1) suivre le prophete est une injonction pour les contemporaisn du prophete et non pour ceux qui sont venu apres, l’injonction et de suivre le prophete dans ce qu’il lui a été revelé c’est a dire le coran, le prophete n’est plus la, ce qu’il lui a été revelé est le coran donc faute de son existence nous suivrons ce qu’il lui a été revelé, c’est a dire le coran.

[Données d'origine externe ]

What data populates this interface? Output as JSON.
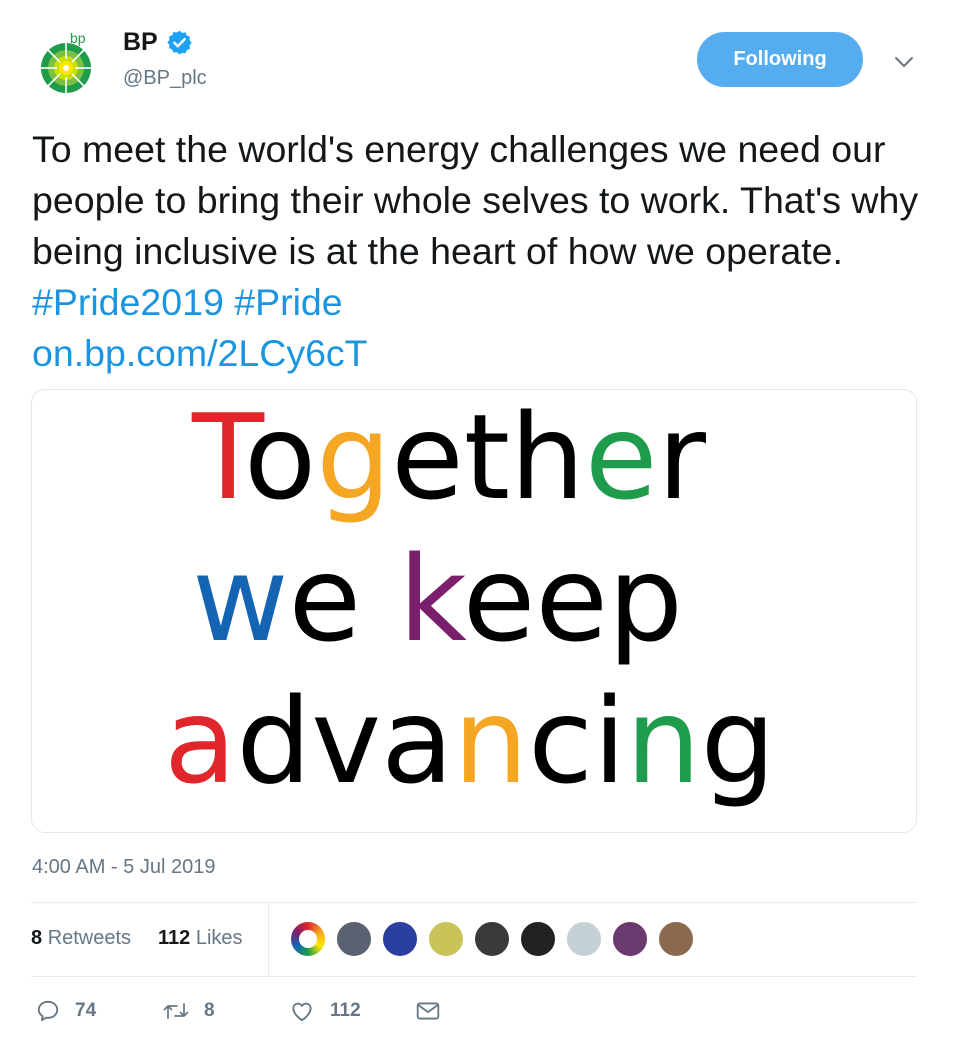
{
  "account": {
    "logo_text": "bp",
    "display_name": "BP",
    "handle": "@BP_plc",
    "follow_label": "Following"
  },
  "tweet": {
    "text": "To meet the world's energy challenges we need our people to bring their whole selves to work. That's why being inclusive is at the heart of how we operate.",
    "hashtags": [
      "#Pride2019",
      "#Pride"
    ],
    "link": "on.bp.com/2LCy6cT",
    "timestamp": "4:00 AM - 5 Jul 2019"
  },
  "media": {
    "line1": "Together",
    "line2": "we keep",
    "line3": "advancing",
    "colors": {
      "red": "#e0262b",
      "orange": "#f5a623",
      "green": "#1e9b4b",
      "blue": "#1464b4",
      "purple": "#7a1f6e",
      "black": "#000000"
    }
  },
  "stats": {
    "retweets_count": "8",
    "retweets_label": "Retweets",
    "likes_count": "112",
    "likes_label": "Likes"
  },
  "facepile": [
    {
      "icon": "rainbow-ring-avatar",
      "color": "#f2f2f2"
    },
    {
      "icon": "person-avatar",
      "color": "#5a6170"
    },
    {
      "icon": "eu-flag-avatar",
      "color": "#2a3f9f"
    },
    {
      "icon": "tree-avatar",
      "color": "#c9c45a"
    },
    {
      "icon": "group-avatar",
      "color": "#3a3a3a"
    },
    {
      "icon": "cartoon-avatar",
      "color": "#222222"
    },
    {
      "icon": "default-avatar",
      "color": "#c4cfd6"
    },
    {
      "icon": "crowd-avatar",
      "color": "#6a3a6f"
    },
    {
      "icon": "couple-avatar",
      "color": "#8a6a4f"
    }
  ],
  "actions": {
    "reply_count": "74",
    "retweet_count": "8",
    "like_count": "112"
  }
}
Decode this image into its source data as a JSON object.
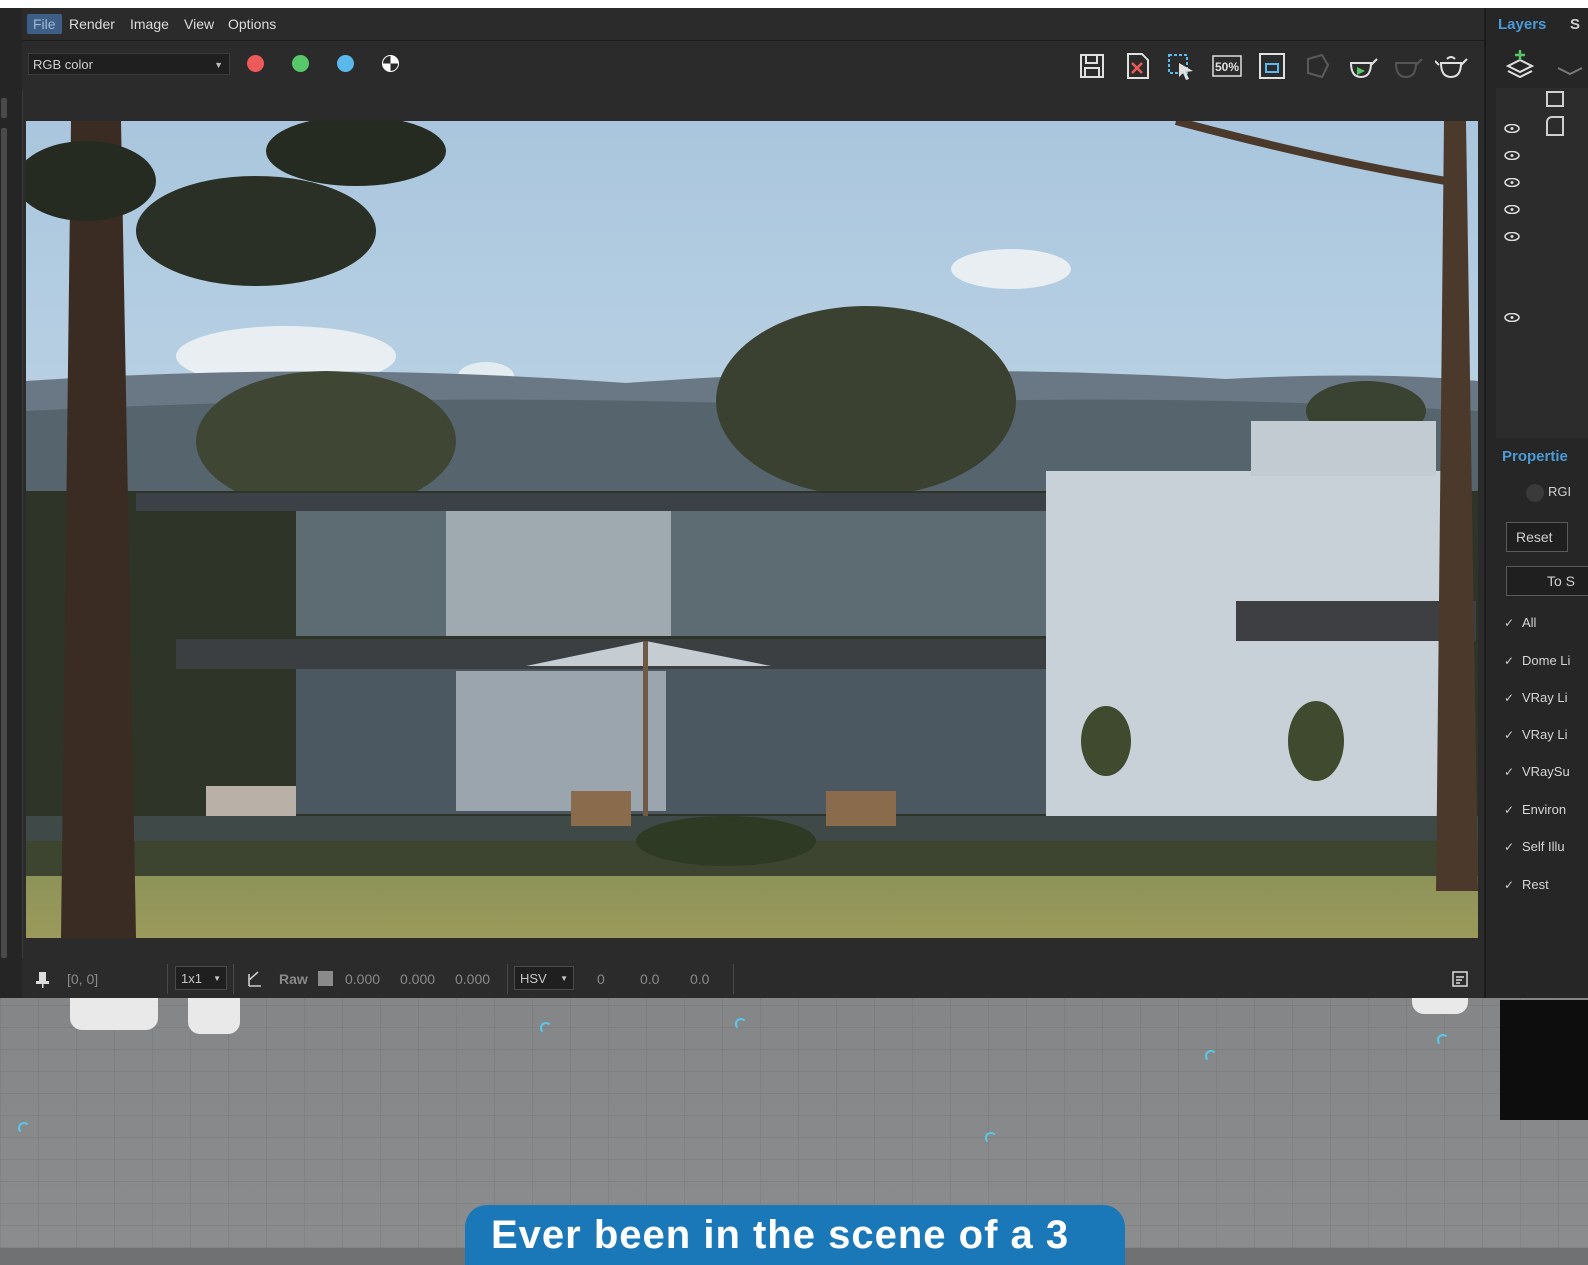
{
  "menu": {
    "items": [
      "File",
      "Render",
      "Image",
      "View",
      "Options"
    ],
    "active": "File"
  },
  "toolbar": {
    "channel_value": "RGB color",
    "channels": [
      {
        "name": "red",
        "color": "#ee5a5a"
      },
      {
        "name": "green",
        "color": "#56c86a"
      },
      {
        "name": "blue",
        "color": "#5ab8ec"
      },
      {
        "name": "alpha",
        "color": "#ffffff"
      }
    ],
    "zoom_icon_text": "50%"
  },
  "statusbar": {
    "coords": "[0, 0]",
    "sample_size": "1x1",
    "raw_label": "Raw",
    "rgb_values": [
      "0.000",
      "0.000",
      "0.000"
    ],
    "color_mode": "HSV",
    "hsv_values": [
      "0",
      "0.0",
      "0.0"
    ]
  },
  "right_panel": {
    "tab_layers": "Layers",
    "tab_partial": "S",
    "properties_title": "Propertie",
    "rgb_partial": "RGI",
    "reset_label": "Reset",
    "to_partial": "To S",
    "checks": [
      "All",
      "Dome Li",
      "VRay Li",
      "VRay Li",
      "VRaySu",
      "Environ",
      "Self Illu",
      "Rest"
    ]
  },
  "banner": {
    "text": "Ever been in the scene of a 3"
  },
  "colors": {
    "accent": "#4a9ad6",
    "banner": "#1a78b8",
    "ui_bg": "#2b2b2b"
  }
}
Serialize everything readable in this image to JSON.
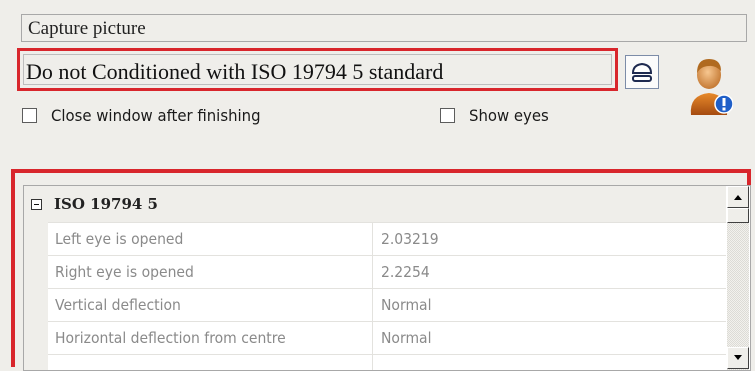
{
  "window": {
    "title": "Capture picture"
  },
  "status": {
    "message": "Do not Conditioned with ISO 19794 5  standard"
  },
  "options": {
    "close_after": {
      "label": "Close window after finishing",
      "checked": false
    },
    "show_eyes": {
      "label": "Show eyes",
      "checked": false
    }
  },
  "property_grid": {
    "category": "ISO 19794 5",
    "rows": [
      {
        "name": "Left eye is opened",
        "value": "2.03219"
      },
      {
        "name": "Right eye is opened",
        "value": "2.2254"
      },
      {
        "name": "Vertical deflection",
        "value": "Normal"
      },
      {
        "name": "Horizontal deflection from centre",
        "value": "Normal"
      }
    ]
  },
  "colors": {
    "highlight": "#d8262c",
    "panel": "#efeeea"
  },
  "icons": {
    "eject": "eject-icon",
    "user_alert": "user-alert-icon"
  }
}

2) Dieu a PROMIS de proteger le coran et n’as pas promis de proteger autre chose de l’alteration donc l’extension du mot DHIKR, WA7Y, etc. au hadiths est pour moi inacceptable et refusé, par ce que comme je ‘l’ai deja dis si c’est du WA7Y donc pourquoi il n’est pas au coran? et s’il n’est pas au coran c’est qu’il n’est pas wa7y donc pas paroles de Dieu. donc

3) les fuqaha ont trouvé une astuce et ont dis que les hadiths sont l’inspiration divine et c’est la parole du prophete, donc si c’est ça le cas pourquoi nous avons atendu l’epoque de OMAR ABDELAZIZ (epoque abbaside) pour avoir la deferlente des SI7A7, est ce que vous croyez que si les hadiths ont cette importance de (inspiration divine et de compelement au coran) serait negligés par des compagons du prophete qui sont tres pieux comme Abou bakr, Omar, ali et Othman et les rois Omeyade et aussi les autres rois abbassides.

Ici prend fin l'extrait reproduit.